In this case the trial judge concluded that appellant could not produce evidence at a trial which would warrant its recovery because of the waiver signed by Conrad at the closing. We hold that this “waiver” signed by Conrad cannot, as a matter of law, preclude a trial upon the issues raised by the verified complaint of appellant.
It is clear that the “waiver” if presented at the time of the closing as is alleged by appellant, as a part of many closing documents, may well be evidence of an overreaching on the part of McKinstry rather than barring recovery by appellant herein. At best, if it was presented as a part of the closing documents, it should be treated as an ineffective waiver and therefore of no force and effect. Because this Court concludes that the waiver may be evidence having a bearing on the factual issues between the parties, but is not of conclusive effect, the case must be reversed for proof upon the issues raised by Conrad’s complaint.

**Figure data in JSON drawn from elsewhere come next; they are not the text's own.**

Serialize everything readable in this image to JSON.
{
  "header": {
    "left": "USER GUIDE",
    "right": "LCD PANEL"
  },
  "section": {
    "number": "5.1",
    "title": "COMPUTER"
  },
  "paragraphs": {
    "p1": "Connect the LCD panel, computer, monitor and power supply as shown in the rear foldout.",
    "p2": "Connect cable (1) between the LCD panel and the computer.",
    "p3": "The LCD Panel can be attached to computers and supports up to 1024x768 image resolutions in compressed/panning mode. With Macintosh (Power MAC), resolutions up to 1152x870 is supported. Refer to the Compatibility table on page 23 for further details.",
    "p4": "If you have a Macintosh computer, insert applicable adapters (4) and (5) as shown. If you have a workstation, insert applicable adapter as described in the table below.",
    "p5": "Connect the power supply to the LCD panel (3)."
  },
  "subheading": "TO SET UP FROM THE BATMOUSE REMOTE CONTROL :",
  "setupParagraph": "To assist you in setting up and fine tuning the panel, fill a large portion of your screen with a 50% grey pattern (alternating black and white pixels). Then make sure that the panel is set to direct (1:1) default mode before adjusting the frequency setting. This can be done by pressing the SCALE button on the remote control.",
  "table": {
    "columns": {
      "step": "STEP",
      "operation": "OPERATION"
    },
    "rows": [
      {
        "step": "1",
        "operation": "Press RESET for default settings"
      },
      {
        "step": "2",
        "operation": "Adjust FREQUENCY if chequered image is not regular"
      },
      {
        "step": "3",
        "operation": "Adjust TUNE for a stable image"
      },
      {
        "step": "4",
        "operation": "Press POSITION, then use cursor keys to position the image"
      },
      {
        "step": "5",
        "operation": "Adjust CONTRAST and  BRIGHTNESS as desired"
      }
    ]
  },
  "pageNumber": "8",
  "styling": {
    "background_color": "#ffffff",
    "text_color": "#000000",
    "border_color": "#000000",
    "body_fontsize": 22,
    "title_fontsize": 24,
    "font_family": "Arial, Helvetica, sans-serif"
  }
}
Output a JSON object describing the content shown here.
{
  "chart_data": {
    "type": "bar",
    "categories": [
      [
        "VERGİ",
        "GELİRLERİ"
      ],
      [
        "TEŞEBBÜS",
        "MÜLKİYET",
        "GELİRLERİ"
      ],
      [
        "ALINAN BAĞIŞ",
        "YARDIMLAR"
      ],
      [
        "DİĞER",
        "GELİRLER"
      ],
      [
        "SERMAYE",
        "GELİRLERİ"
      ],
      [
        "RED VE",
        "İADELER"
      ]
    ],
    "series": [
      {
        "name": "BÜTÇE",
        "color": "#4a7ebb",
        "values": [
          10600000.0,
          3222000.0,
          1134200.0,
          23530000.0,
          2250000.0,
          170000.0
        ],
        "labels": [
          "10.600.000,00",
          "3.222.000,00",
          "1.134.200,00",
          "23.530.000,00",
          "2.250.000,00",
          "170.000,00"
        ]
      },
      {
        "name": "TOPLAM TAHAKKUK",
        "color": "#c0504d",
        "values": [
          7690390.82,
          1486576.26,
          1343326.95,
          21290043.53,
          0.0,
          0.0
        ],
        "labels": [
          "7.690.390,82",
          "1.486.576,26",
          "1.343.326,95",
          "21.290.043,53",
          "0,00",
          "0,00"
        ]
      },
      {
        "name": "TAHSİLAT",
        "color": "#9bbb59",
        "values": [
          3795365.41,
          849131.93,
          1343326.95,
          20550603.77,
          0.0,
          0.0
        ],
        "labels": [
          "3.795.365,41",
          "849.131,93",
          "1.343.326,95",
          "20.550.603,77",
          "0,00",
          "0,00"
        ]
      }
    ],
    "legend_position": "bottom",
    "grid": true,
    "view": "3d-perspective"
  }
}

This issue is governed by SCR 3.130, Kentucky Rules of Professional Conduct, Rule 1.7(b). Appellee asserts that the waiver executed by Conrad at the closing would constitute “a consent after consultation” under the rule. McKinstry was the spouse of Rood, had information with respect to the financial condition of Blackhorse, and disclosure of that information was essential to Conrad, just as it was essential to Blackhorse for it not to be revealed. There was no consent after consultation, because there was no consultation, nor could there be under the circumstances here presented. There could be no consent because McKinstry had an obligation under the rule to withdraw from representing both.
Appellant also raises an issue as to the question of fraud which the trial judge found to be insufficiently alleged under CR 9.02. Count II of the complaint is headed FRAUD, it alleges that the acts of MeKin-stry in the acts complained of were fraudulent and that McKinstry “used and abused the trust and confidence” reposed in her by appellant. The allegations are sufficient to raise an issue as to the fraud of McKinstry.
The case is reversed and remanded for a trial of the issues raised by the verified complaint of Conrad.
LEIBSON and REYNOLDS, JJ., concur. LAMBERT, J., concurs in result only. SPAIN, J., dissents with a separate dissenting opinion in which COMBS and WINTERSHEIMER, JJ., join. STEPHENS, C.J., not sitting.